Agresión racista a un enfermero del hospital Insular: «Estamos expuestos y sin apoyo»

Un paciente atacó e insultó al sanitario y amenazó a su compañero de habitación el pasado lunes | Pese a ello, sigue ingresado sin medidas excepcionales

Canarias 7, Carmen Delia Aranda Rodríguez, 06-04-2026

La escalada de actos violentos en los centros sanitarios de Canarias continúa sin que se adopten medidas para atajarla, según denuncian los profesionales. El último episodio ocurrió el 30 de marzo en el hospital Insular de Gran Canaria, donde un enfermero fue agredido física y verbalmente por un paciente en un ataque con insultos racistas.

«Nunca había sufrido un ataque tan claro y vejatorio. Y lo sorprendente es que todo haya quedado como si nada», lamenta el sanitario, que asegura sentirse incapaz de regresar a su puesto de trabajo porque el agresor sigue ingresado y no se han adoptado medidas excepcionales. «Ni me siento seguro ni protegido, y no puedo evitar sentirme expuesto», explica el enfermero.

El incidente se produjo alrededor de las seis de la tarde, cuando el enfermero acudió a una habitación para ayudar a una compañera que trataba de calmar una discusión entre dos pacientes.

«En realidad no había discusión: era solo uno de ellos el que estaba cada vez más agresivo», relata. Según su testimonio, el paciente amenazó de muerte a su compañero de habitación, incluso simulando con un gesto que le cortaría el cuello.

Ante la situación, el sanitario decidió avisar a los servicios de seguridad. Fue entonces cuando se desencadenó la agresión.

Al salir de la habitación, el paciente y su acompañante lo siguieron por el pasillo. El agresor intentó golpearlo con una muleta, aunque varias compañeras lograron interponerse. Aun así, el paciente llegó a empujarlo.

Provocación e intimidación
El enfermero trató de mantener la calma y rebajar la tensión, pero su actitud solo provocó una lluvia de insultos y amenazas, algunos de carácter racista. «Como no respondía, empezaron a provocarme y a decirme de todo en la cara: negro de mierda, vete en tu patera, además de otras amenazas», denuncia el sanitario, que asegura que en sus más de 20 años de carrera nunca había vivido una agresión tan directa.

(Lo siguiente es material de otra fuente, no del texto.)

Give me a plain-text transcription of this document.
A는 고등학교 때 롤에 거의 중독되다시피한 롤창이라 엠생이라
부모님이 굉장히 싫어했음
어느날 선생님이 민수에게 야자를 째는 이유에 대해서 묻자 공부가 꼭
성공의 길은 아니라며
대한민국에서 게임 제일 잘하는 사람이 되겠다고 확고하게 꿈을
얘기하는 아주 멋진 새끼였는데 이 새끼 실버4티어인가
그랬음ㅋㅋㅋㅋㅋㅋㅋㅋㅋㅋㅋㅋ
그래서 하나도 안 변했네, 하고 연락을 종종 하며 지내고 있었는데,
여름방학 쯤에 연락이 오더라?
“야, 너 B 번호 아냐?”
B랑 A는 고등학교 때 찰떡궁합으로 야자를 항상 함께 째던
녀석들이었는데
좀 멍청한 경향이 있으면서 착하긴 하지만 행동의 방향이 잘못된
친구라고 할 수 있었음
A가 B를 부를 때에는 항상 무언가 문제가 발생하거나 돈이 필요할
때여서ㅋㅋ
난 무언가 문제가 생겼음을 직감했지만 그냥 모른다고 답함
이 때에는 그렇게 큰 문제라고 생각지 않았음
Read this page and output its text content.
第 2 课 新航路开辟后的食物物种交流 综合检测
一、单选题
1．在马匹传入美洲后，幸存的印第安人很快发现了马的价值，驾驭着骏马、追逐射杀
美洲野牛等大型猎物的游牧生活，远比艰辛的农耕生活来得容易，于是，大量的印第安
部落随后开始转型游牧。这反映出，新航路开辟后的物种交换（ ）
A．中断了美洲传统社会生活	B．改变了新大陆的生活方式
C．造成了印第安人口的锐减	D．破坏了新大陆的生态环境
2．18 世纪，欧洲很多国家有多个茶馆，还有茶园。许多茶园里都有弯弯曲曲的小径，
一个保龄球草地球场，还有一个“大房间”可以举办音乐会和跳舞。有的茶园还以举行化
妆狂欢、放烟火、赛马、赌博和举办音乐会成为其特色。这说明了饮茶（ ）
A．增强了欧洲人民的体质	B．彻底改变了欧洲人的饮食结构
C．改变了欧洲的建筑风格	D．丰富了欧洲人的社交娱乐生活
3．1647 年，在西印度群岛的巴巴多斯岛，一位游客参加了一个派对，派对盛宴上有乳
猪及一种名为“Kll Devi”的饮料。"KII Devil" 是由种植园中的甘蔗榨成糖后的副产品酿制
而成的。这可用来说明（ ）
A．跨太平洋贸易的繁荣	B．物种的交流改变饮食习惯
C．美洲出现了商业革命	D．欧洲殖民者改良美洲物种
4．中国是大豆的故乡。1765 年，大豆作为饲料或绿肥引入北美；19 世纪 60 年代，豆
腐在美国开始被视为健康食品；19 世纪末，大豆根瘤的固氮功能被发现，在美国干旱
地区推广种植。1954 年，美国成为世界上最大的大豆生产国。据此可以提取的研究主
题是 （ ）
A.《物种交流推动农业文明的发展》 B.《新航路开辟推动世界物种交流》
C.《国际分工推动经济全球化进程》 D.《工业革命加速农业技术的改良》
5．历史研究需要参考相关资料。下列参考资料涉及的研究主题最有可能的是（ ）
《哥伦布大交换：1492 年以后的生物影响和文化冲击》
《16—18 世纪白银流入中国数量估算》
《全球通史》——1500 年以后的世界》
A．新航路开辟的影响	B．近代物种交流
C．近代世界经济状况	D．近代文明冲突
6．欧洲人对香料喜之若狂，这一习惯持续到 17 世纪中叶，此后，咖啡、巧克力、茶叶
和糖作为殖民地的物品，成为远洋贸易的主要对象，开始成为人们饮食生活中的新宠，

El profesional explica que el mismo paciente ya había protagonizado otro incidente días antes, el 27 de marzo, con una enfermera. «Todo queda en un parte de agresión. La compañera tuvo que volver a trabajar al día siguiente y enfrentarse a esa persona. Me ofrecí a atender a su paciente para evitar que ella tuviera que verlo. Nos sentimos expuestos y sin apoyo», afirma.

De hecho, asegura que ahora mismo no se ve en condiciones de volver a trabajar. «El causante del problema sigue ahí, impune», lamenta.

Protocolo insuficiente
Desde el Sindicato de Enfermería Satse, su secretario provincial en Las Palmas, Juan Trenzado, advierte de que las agresiones al personal de enfermería han aumentado un 30% entre 2024 y 2025.

En total, se registraron 248 casos en el último año. «Son cifras escandalosas», asegura Trenzado, que teme que tanto las autoridades como los propios profesionales estén empezando a normalizar estas situaciones como parte del trabajo.

El representante sindical también critica la falta de respuesta ante incidentes como el de la semana pasada. «Si mañana vuelve a trabajar, se enfrentará al mismo riesgo potencial que tuvo la semana pasada», advierte. Por eso reclama a las autoridades sanitarias un protocolo de actuación más eficaz para actuar frente a estas agresiones que menoscaban la integridad física y la emocional de muchos profesionales.